Altered Gelidium elegans Extract-stimulated Beige-like Phenotype Attenuates Adipogenesis in 3T3-L1 Cells

1Department of Food Science and Biotechnology, College of Life Science, CHA University, Seongnam, Kyeonggi 463-400, Republic of Korea


Journal of Food and Nutrition Research. 2016, Vol. 4 No. 7, 448-453
DOI: 10.12691/jfnr-4-7-6
Copyright © 2016 Science and Education Publishing

Cite this paper:
Jia Choi, Kui-Jin Kim, Eun-Jeong Koh, Boo-Yong Lee. Altered Gelidium elegans Extract-stimulated Beige-like Phenotype Attenuates Adipogenesis in 3T3-L1 Cells. Journal of Food and Nutrition Research. 2016; 4(7):448-453. doi: 10.12691/jfnr-4-7-6.

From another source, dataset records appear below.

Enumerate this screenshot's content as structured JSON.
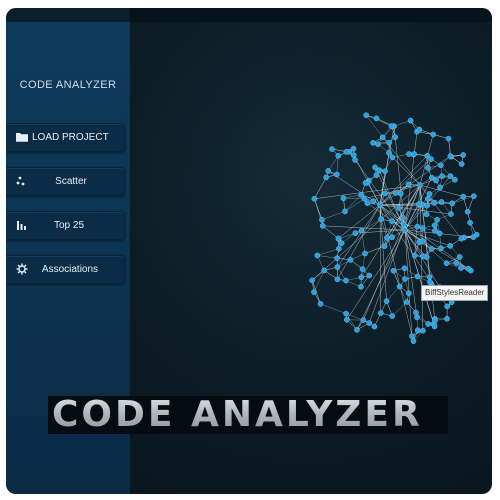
{
  "app": {
    "title": "CODE ANALYZER",
    "banner_title": "CODE ANALYZER",
    "accent_color": "#2a8fd0",
    "sidebar_color": "#0d3a5b",
    "background_color": "#0c1c26"
  },
  "nav": {
    "load_project": {
      "label": "LOAD PROJECT",
      "icon": "folder-icon"
    },
    "scatter": {
      "label": "Scatter",
      "icon": "scatter-icon"
    },
    "top25": {
      "label": "Top 25",
      "icon": "bar-chart-icon"
    },
    "associations": {
      "label": "Associations",
      "icon": "gear-icon"
    }
  },
  "graph": {
    "tooltip": "BiffStylesReader",
    "node_color": "#2aa0e0",
    "edge_color": "#d8e6ee"
  }
}
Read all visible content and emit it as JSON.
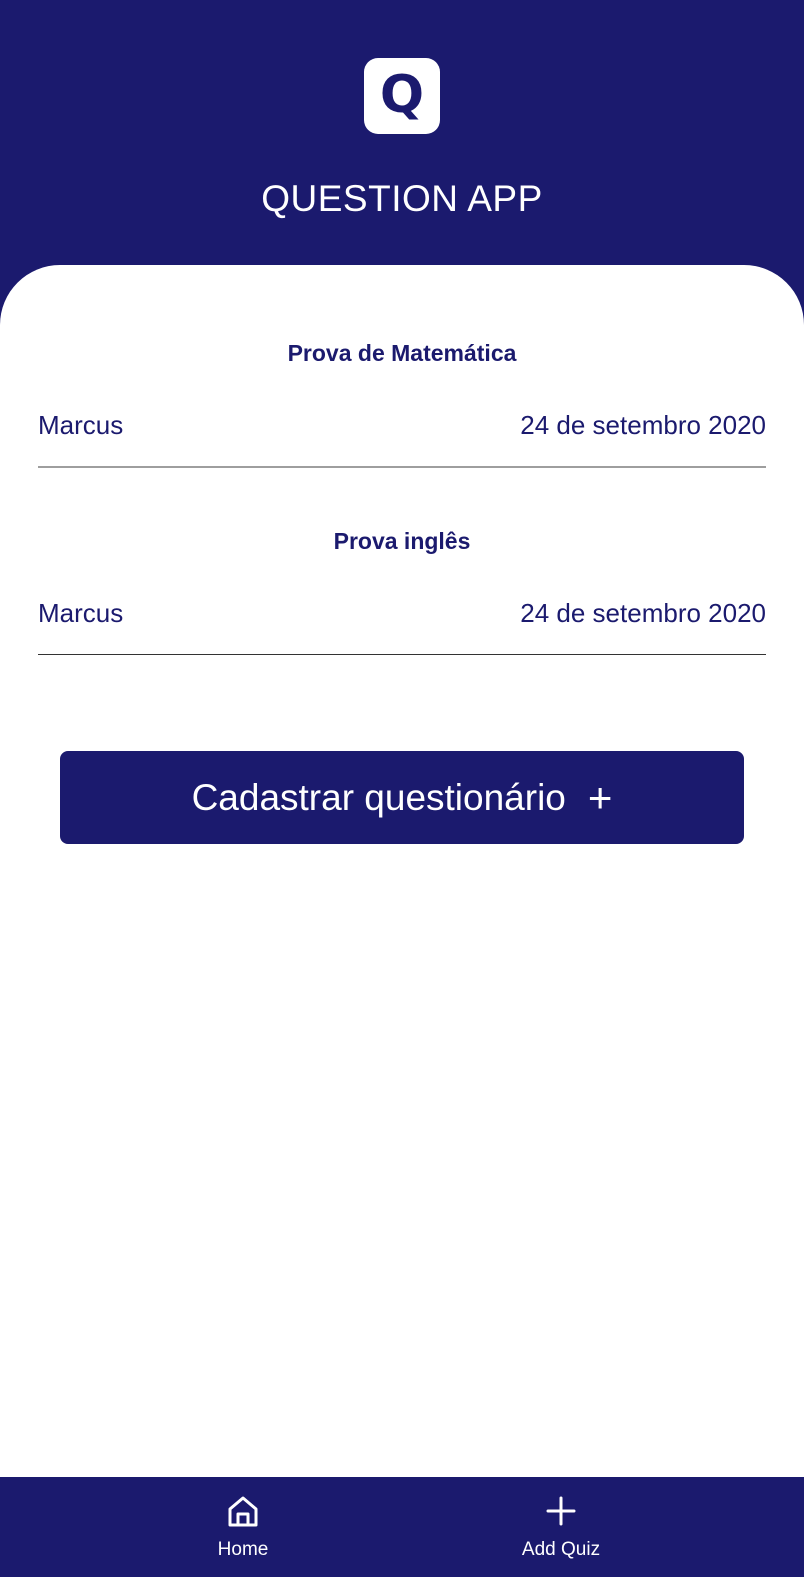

Correspondence to: Boo-Yong  Lee, Department of Food Science and Biotechnology, College of Life Science, CHA University, Seongnam, Kyeonggi 463-400, Republic of Korea. Email: bylee@cha.ac.kr

Abstract

Previously, we showed that Gelidium elegans extract (GE) suppresses oxidative stress and lipid accumulation. However, the molecular mechanism underlying the anti-adipogenic ability of GE is still unclear. The levels of adipogenesis markers and triglyceride synthesis enzymes were measured by western blot. To evaluate the lipid accumulation in 3T3-L1 cells, oil red o staining was performed. We investigated whether GE induces lipolysis by measuring adipocyte triglyceride lipase (ATGL) during adipocyte differentiation. We also examined the expression of beige cell-associated genes and the production of carbon dioxide in 3T3-L1 cells. We showed that GE increased the protein expression of CAAT/enhancer binding protein (C/EBP) homologous protein 10 and inhibited the expression of C/EBPβ. GE discouraged triglyceride synthesis via deregulation of lysophosphatidic acid acyltransferase-θ (LPAATθ) and diacylglycerolacyltransferase 1 (DGAT1) during late-stage adipogenesis in 3T3-L1 cells. GE also dramatically increased ATGL in 3T3-L1 cells. Finally, in 3T3-L1 cells treated with GE, markers of beige adipocytes such as PRDM16 and UCP1 were upregulated, and large amounts of carbon dioxide were produced. These data indicate that GE suppresses adipogenesis by stimulating a beige-like phenotype in 3T3-L1 cells.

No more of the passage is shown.